Miners target funds to spread the message on coal – by Annabel Hepworth (The Australian – March 24, 2014)

http://www.theaustralian.com.au/business

MINING giants are targeting Australia’s most influential superannuation funds to convince them that coal is here to stay in a dramatic escalation of a strike against environmentalists campaigning for the divestment of fossil fuel assets.

The Australian can reveal that the Minerals Council of Australia — whose members include BHP Billiton, Rio Tinto and Glencore — has been pitching the case for coal to more than 1000 powerbrokers at big investors.

As well as industry funds including Australian Super and Uni Super, the campaign has targeted investment managers Colonial First State, investment bank Goldman Sachs and the Australian arm of the world’s biggest asset manager BlackRock, as well as ratings agencies.

The move is an escalation of the industry’s plans to take on the fossil fuel divestment campaign, where green groups are pushing investors to dump their holdings in coal companies. The approach is modelled heavily on the South African divestment campaign against apartheid. The Greens have been demanding that the $96.6 billion Future Fund get out of coal.

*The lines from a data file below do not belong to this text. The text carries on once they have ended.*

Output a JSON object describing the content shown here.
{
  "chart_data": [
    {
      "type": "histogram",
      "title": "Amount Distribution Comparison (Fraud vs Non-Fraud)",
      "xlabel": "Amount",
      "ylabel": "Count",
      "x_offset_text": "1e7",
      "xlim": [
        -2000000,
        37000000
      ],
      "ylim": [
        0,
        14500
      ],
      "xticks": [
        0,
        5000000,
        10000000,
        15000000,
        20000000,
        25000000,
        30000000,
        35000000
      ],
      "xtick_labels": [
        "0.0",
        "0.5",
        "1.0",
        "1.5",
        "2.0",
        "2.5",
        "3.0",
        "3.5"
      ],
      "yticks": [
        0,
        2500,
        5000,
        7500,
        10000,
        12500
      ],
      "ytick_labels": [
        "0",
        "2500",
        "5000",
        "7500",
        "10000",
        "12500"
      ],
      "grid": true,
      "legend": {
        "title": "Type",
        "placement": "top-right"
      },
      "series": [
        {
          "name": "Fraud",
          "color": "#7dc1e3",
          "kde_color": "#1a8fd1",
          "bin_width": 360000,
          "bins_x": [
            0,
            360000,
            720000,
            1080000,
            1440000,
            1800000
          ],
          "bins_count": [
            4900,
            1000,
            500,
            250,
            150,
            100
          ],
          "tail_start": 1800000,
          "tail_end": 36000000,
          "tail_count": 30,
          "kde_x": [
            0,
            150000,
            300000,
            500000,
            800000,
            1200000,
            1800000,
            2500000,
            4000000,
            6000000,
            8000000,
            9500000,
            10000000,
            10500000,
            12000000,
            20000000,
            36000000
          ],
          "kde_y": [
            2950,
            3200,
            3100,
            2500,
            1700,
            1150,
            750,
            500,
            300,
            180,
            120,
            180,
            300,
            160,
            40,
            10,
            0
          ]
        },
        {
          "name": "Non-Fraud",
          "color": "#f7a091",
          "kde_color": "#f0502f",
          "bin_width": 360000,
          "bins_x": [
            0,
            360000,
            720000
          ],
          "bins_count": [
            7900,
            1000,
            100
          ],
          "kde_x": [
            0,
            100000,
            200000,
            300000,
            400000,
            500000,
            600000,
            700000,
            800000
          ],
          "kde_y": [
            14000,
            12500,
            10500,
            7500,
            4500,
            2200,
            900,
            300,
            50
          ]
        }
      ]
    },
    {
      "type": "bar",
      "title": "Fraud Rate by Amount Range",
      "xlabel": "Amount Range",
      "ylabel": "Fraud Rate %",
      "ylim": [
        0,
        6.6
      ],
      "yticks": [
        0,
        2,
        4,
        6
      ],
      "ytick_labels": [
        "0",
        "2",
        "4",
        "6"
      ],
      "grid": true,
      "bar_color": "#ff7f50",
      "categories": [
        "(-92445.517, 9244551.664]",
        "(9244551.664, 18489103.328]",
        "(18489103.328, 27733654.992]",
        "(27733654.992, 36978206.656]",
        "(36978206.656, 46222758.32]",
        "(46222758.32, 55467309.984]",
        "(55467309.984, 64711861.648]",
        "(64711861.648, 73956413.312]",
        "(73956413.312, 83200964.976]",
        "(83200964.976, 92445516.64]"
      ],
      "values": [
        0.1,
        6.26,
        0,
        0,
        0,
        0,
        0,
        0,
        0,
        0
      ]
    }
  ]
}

This week, the director of Oxford University’s Stranded Assets Program, Ben Caldecott, starts a speaking tour in Australia.

Last year, a report by the program into divestment campaigns found the direct effects on equity or debt are likely to be limited — though effects on coal companies would be more substantial — but the main impact would be “triggering a process of stigmatisation” of fossil fuel businesses.

A document commissioned by the Minerals Council to go to investors today, obtained by The Australian, says the “available evidence” presents a different picture to the arguments of pro-divestment proponents.

Pro-divestment advocates argue that Chinese coal demand is waning and there is a switch to renewables because of government policy in the world’s most populous country.